Je souhaite vous parler de ma quête
de sens, en qualité de journaliste,
et comment Dolly Parton
m'a aidé à la résoudre.
J'ai raconté des histoires audio
pendant environ vingt ans,
d'abord à la radio,
ensuite dans des podcasts.
Et quand j'ai créé l'émission
de radio « Radiolab » en 2002,
voici typiquement comment
nous présentions notre histoire.
Nous faisions venir un invité...
(Audio) Steven Strogatz :
C'est un des spectacles de la Nature
des plus hypnotiques et fascinants,
parce que n'oubliez pas
que c'est le silence absolu.
Jad Abumrad : ... comme
le mathématicien Steve Strogatz,
et il décrivait une image.
SS : Imaginez une rivière en Thaïlande,
au fin fond de la jungle.
Vous êtes en canoë, descendant la rivière.
Il n'y a pas un bruit,
peut-être parfois le son
d'un oiseau exotique ou autre.
JA : Donc vous êtes dans ce canoë
imaginaire avec Steve
et il y a des millions de lucioles
dans l'air autour de vous.
Et vous voyez une sorte d'effet
de nuit, remplie d'étoiles au hasard,
parce que les lucioles scintillent
toutes à des rythmes différents.
C'est ce à quoi on peut s'attendre.
Mais, d'après Steve, à cet endroit,
pour des raisons que
les scientifiques n'expliquent pas -
SS : Hou.
Hou.
Hou... Des milliers de lumières s'allument
et s'éteignent, toutes de concert.
(Sons électriques et musicaux)
JA : Alors c'est là que, normalement,
j'ajoute une belle musique, comme ici,
et vous ressentez cette sensation
de chaleur qui, d'après la science,
se localise dans la tête et la poitrine
et se propage dans votre corps,
c'est ce sentiment d'émerveillement.
Entre 2002 et 2010, j'ai raconté
des centaines d'histoires comme celle-ci,
des histoires de science, de neuroscience,
très cérébrales et intellos,
qui finissaient toujours
par ce sentiment d'émerveillement.
J'ai commencé à voir ça
comme mon travail :
cultiver l'émerveillement
chez les autres.
Comment ça sonnait ?
(Plusieurs voix) « Oh ! » « Ouah ! »
« Ouah ! »
« Incroyable ! » « Oh ! »
« Ouah ! » « Ouaaaaah ! »
JA : Mais, je commençais
à en avoir marre de ces histoires.
en partie, à cause des répétitions.
Je me rappelle un jour,
j'étais assis à l'ordinateur
à créer le son d'un neurone
(Craquements) -
du bruit blanc, vous
le découpez, c'est facile à faire -
et je me souviens m'être dit :
« J'ai fabriqué ce son 25 fois. »
Mais ce n'était pas tout, ces histoires
avaient un cheminement similaire.
Vous suivez la voie du vrai faite de
science, et ça mène à l'émerveillement.
Ne vous méprenez pas, j'adore la science.

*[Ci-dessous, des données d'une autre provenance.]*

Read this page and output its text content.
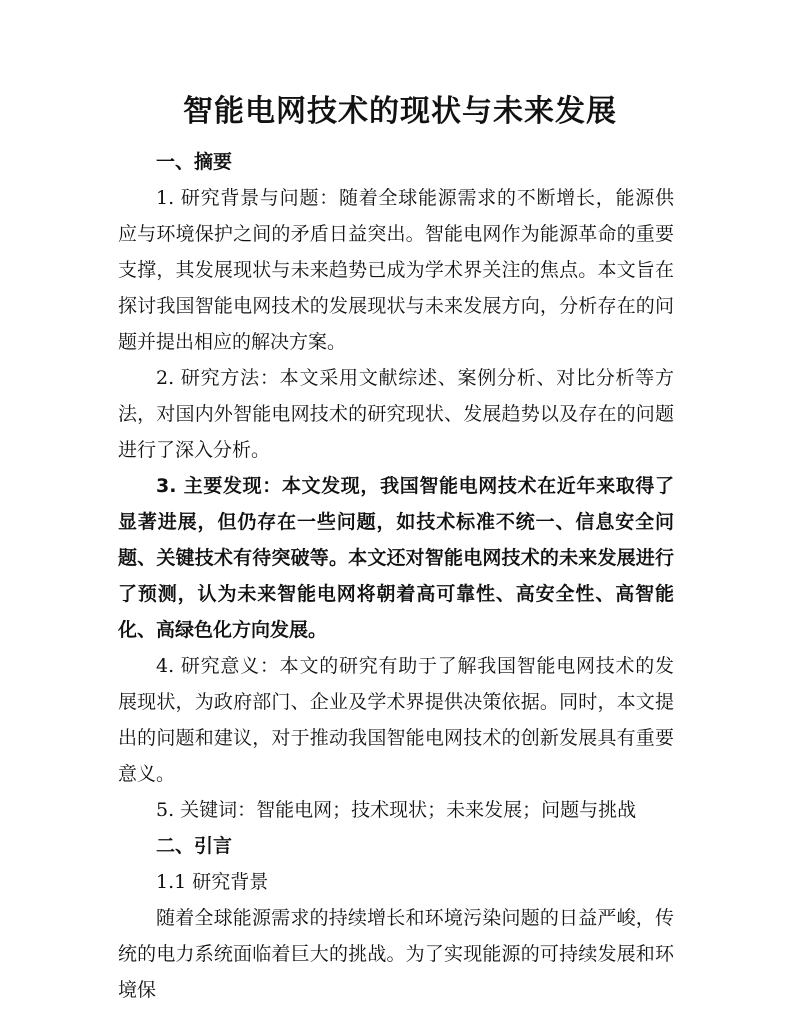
智能电网技术的现状与未来发展

一、摘要

1. 研究背景与问题：随着全球能源需求的不断增长，能源供应与环境保护之间的矛盾日益突出。智能电网作为能源革命的重要支撑，其发展现状与未来趋势已成为学术界关注的焦点。本文旨在探讨我国智能电网技术的发展现状与未来发展方向，分析存在的问题并提出相应的解决方案。

2. 研究方法：本文采用文献综述、案例分析、对比分析等方法，对国内外智能电网技术的研究现状、发展趋势以及存在的问题进行了深入分析。

3. 主要发现：本文发现，我国智能电网技术在近年来取得了显著进展，但仍存在一些问题，如技术标准不统一、信息安全问题、关键技术有待突破等。本文还对智能电网技术的未来发展进行了预测，认为未来智能电网将朝着高可靠性、高安全性、高智能化、高绿色化方向发展。

4. 研究意义：本文的研究有助于了解我国智能电网技术的发展现状，为政府部门、企业及学术界提供决策依据。同时，本文提出的问题和建议，对于推动我国智能电网技术的创新发展具有重要意义。

5. 关键词：智能电网；技术现状；未来发展；问题与挑战

二、引言

1.1 研究背景

随着全球能源需求的持续增长和环境污染问题的日益严峻，传统的电力系统面临着巨大的挑战。为了实现能源的可持续发展和环境保
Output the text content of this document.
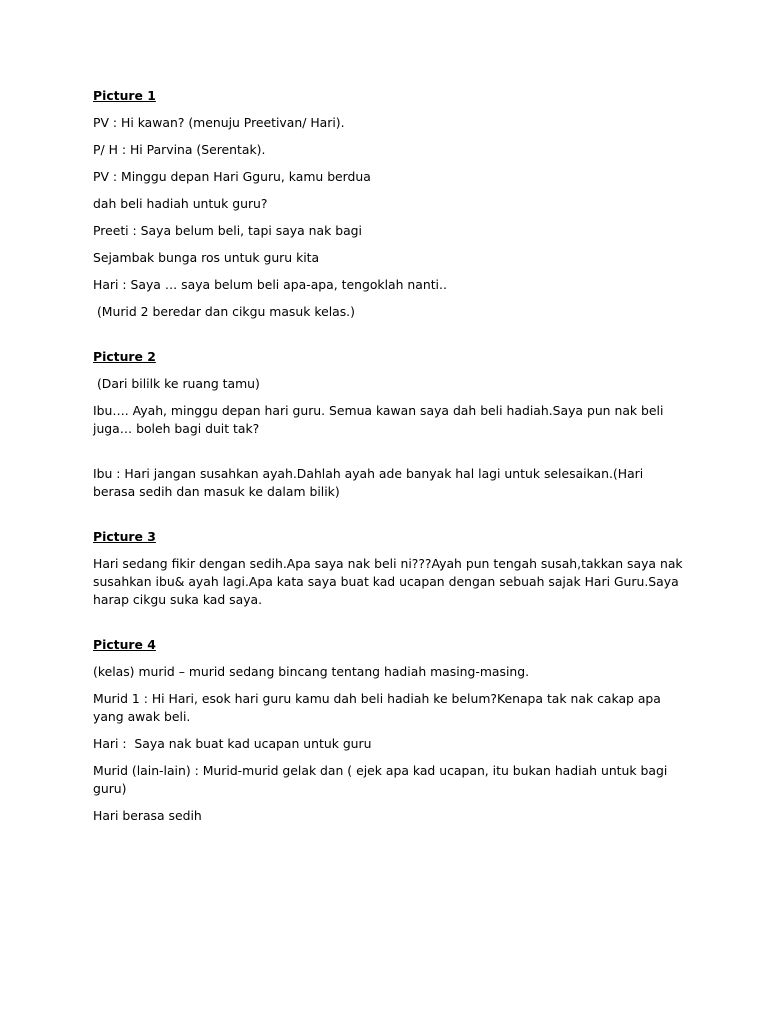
Picture 1
PV : Hi kawan? (menuju Preetivan/ Hari).
P/ H : Hi Parvina (Serentak).
PV : Minggu depan Hari Gguru, kamu berdua
dah beli hadiah untuk guru?
Preeti : Saya belum beli, tapi saya nak bagi
Sejambak bunga ros untuk guru kita
Hari : Saya … saya belum beli apa-apa, tengoklah nanti..
(Murid 2 beredar dan cikgu masuk kelas.)
Picture 2
(Dari bililk ke ruang tamu)
Ibu…. Ayah, minggu depan hari guru. Semua kawan saya dah beli hadiah.Saya pun nak beli juga… boleh bagi duit tak?
Ibu : Hari jangan susahkan ayah.Dahlah ayah ade banyak hal lagi untuk selesaikan.(Hari berasa sedih dan masuk ke dalam bilik)
Picture 3
Hari sedang fikir dengan sedih.Apa saya nak beli ni???Ayah pun tengah susah,takkan saya nak susahkan ibu& ayah lagi.Apa kata saya buat kad ucapan dengan sebuah sajak Hari Guru.Saya harap cikgu suka kad saya.
Picture 4
(kelas) murid – murid sedang bincang tentang hadiah masing-masing.
Murid 1 : Hi Hari, esok hari guru kamu dah beli hadiah ke belum?Kenapa tak nak cakap apa yang awak beli.
Hari :  Saya nak buat kad ucapan untuk guru
Murid (lain-lain) : Murid-murid gelak dan ( ejek apa kad ucapan, itu bukan hadiah untuk bagi guru)
Hari berasa sedih
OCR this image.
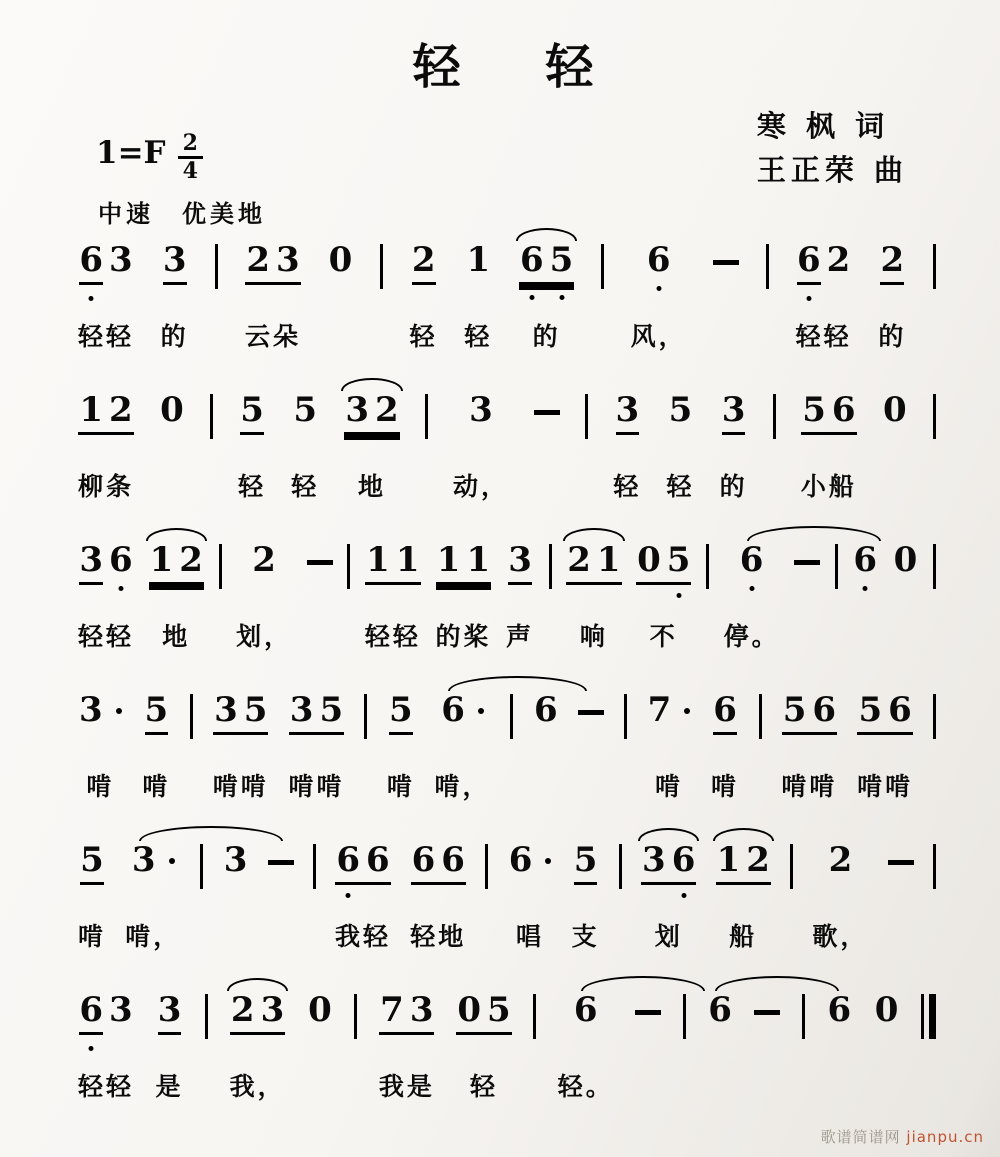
轻 轻
寒 枫 词
王正荣 曲
$1=F \frac{2}{4}$
中速　优美地
6 3
轻轻
3
的
2 3
云朵
0 2
轻
1
轻
6 5
的
6
风，
6 2
轻轻
2
的
1 2
柳条
0 5
轻
5
轻
3 2
地
3
动，
3
轻
5
轻
3
的
5 6
小船
0
3 6
轻轻
1 2
地
2
划，
1 1
轻轻
1 1
的桨
3
声
2 1
响
0 5
不
6
停。
6 0
3
啃
5
啃
3 5
啃啃
3 5
啃啃
5
啃
6
啃，
6	7
啃
6
啃
5 6
啃啃
5 6
啃啃
5
啃
3
啃，
3	6 6
我轻
6 6
轻地
6
唱
5
支
3 6
划
1 2
船
2
歌，
6 3
轻轻
3
是
2 3
我，
0 7 3
我是
0 5
轻
6
轻。
6	6 0
歌谱简谱网 jianpu.cn
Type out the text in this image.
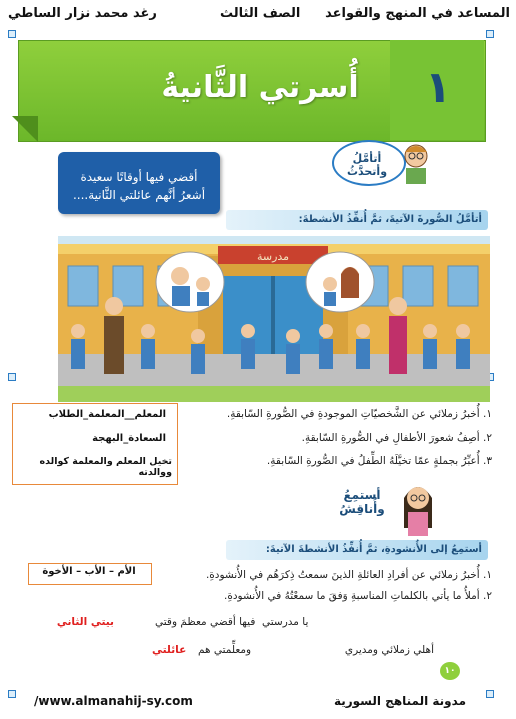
المساعد في المنهج والقواعد
الصف الثالث
رغد محمد نزار الساطي
١
أُسرتي الثَّانيةُ
أقضي فيها أوقاتًا سعيدة
أشعرُ أنَّهم عائلتي الثَّانية....
أتأمَّلُ وأتحدَّثُ
أتأمَّلُ الصُّورةَ الآتيةَ، ثمَّ أُنفِّذُ الأنشطةَ:
مدرسة
١. أُخبرُ زملائي عن الشَّخصيّاتِ الموجودةِ في الصُّورةِ السّابقةِ.
٢. أصِفُ شعورَ الأطفالِ في الصُّورةِ السّابقةِ.
٣. أُعبِّرُ بجملةٍ عمّا تخيَّلَهُ الطِّفلُ في الصُّورةِ السّابقةِ.
المعلم__المعلمة_الطلاب
السعادة_البهجة
تخيل المعلم والمعلمة كوالده ووالدته
أستمِعُ وأُناقِشُ
أستمِعُ إلى الأُنشودةِ، ثمَّ أُنفِّذُ الأنشطةَ الآتيةَ:
١. أُخبرُ زملائي عن أفرادِ العائلةِ الذينَ سمعتُ ذِكرَهُم في الأُنشودةِ.
٢. أملأُ ما يأتي بالكلماتِ المناسبةِ وَفقَ ما سمعْتُهُ في الأُنشودةِ.
الأم – الأب – الأخوة
بيتي الثاني	يا مدرستي
فيها أقضي معظمَ وقتي
أهلي زملائي ومديري
ومعلِّمتي هم
عائلتي
١٠
/www.almanahij-sy.com	مدونة المناهج السورية
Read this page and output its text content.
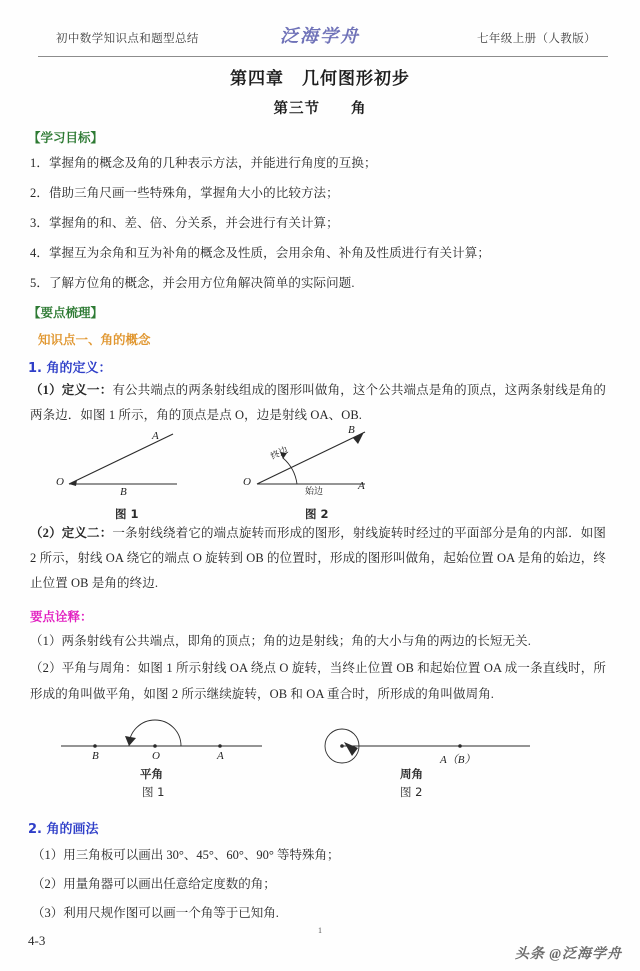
初中数学知识点和题型总结	泛海学舟	七年级上册（人教版）
第四章　几何图形初步
第三节　　角
【学习目标】
1．掌握角的概念及角的几种表示方法，并能进行角度的互换；
2．借助三角尺画一些特殊角，掌握角大小的比较方法；
3．掌握角的和、差、倍、分关系，并会进行有关计算；
4．掌握互为余角和互为补角的概念及性质，会用余角、补角及性质进行有关计算；
5．了解方位角的概念，并会用方位角解决简单的实际问题.
【要点梳理】
知识点一、角的概念
1. 角的定义：
（1）定义一：有公共端点的两条射线组成的图形叫做角，这个公共端点是角的顶点，这两条射线是角的两条边．如图 1 所示，角的顶点是点 O，边是射线 OA、OB.
O
A
B
图 1
O
B
A
终边
始边
图 2
（2）定义二：一条射线绕着它的端点旋转而形成的图形，射线旋转时经过的平面部分是角的内部．如图 2 所示，射线 OA 绕它的端点 O 旋转到 OB 的位置时，形成的图形叫做角，起始位置 OA 是角的始边，终止位置 OB 是角的终边.
要点诠释：
（1）两条射线有公共端点，即角的顶点；角的边是射线；角的大小与角的两边的长短无关.
（2）平角与周角：如图 1 所示射线 OA 绕点 O 旋转，当终止位置 OB 和起始位置 OA 成一条直线时，所形成的角叫做平角，如图 2 所示继续旋转，OB 和 OA 重合时，所形成的角叫做周角.
B	O	A
平角
图 1
A（B）
周角
图 2
2. 角的画法
（1）用三角板可以画出 30°、45°、60°、90° 等特殊角；
（2）用量角器可以画出任意给定度数的角；
（3）利用尺规作图可以画一个角等于已知角.
4-3
1
头条 @泛海学舟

Mes parents ont fuit un pays ravagé
par la guerre, sont venus en Amérique,
et c'est la science qui faisait, pour eux,
le plus partie de leur identité;
j'ai hérité ça d'eux.
Mais quelque chose dans ce mouvement
de la science vers l'émerveillement
a commencé à me paraître incorrect.
Est-ce le seul chemin
qu'une histoire puisse prendre ?
Aux alentours de 2012,
je suis tombé sur plusieurs histoires
qui m'ont fait penser : « Non ! »,
une en particulier, où on a interviewé
un gars qui a décrit les armes chimiques
utilisées contre lui et ses concitoyens,
dans les montagnes du Laos.
Des scientifiques occidentaux y sont allés
et n'en ont trouvé aucune trace.
Nous lui avons posé la question :
pour lui, les scientifiques avaient tort.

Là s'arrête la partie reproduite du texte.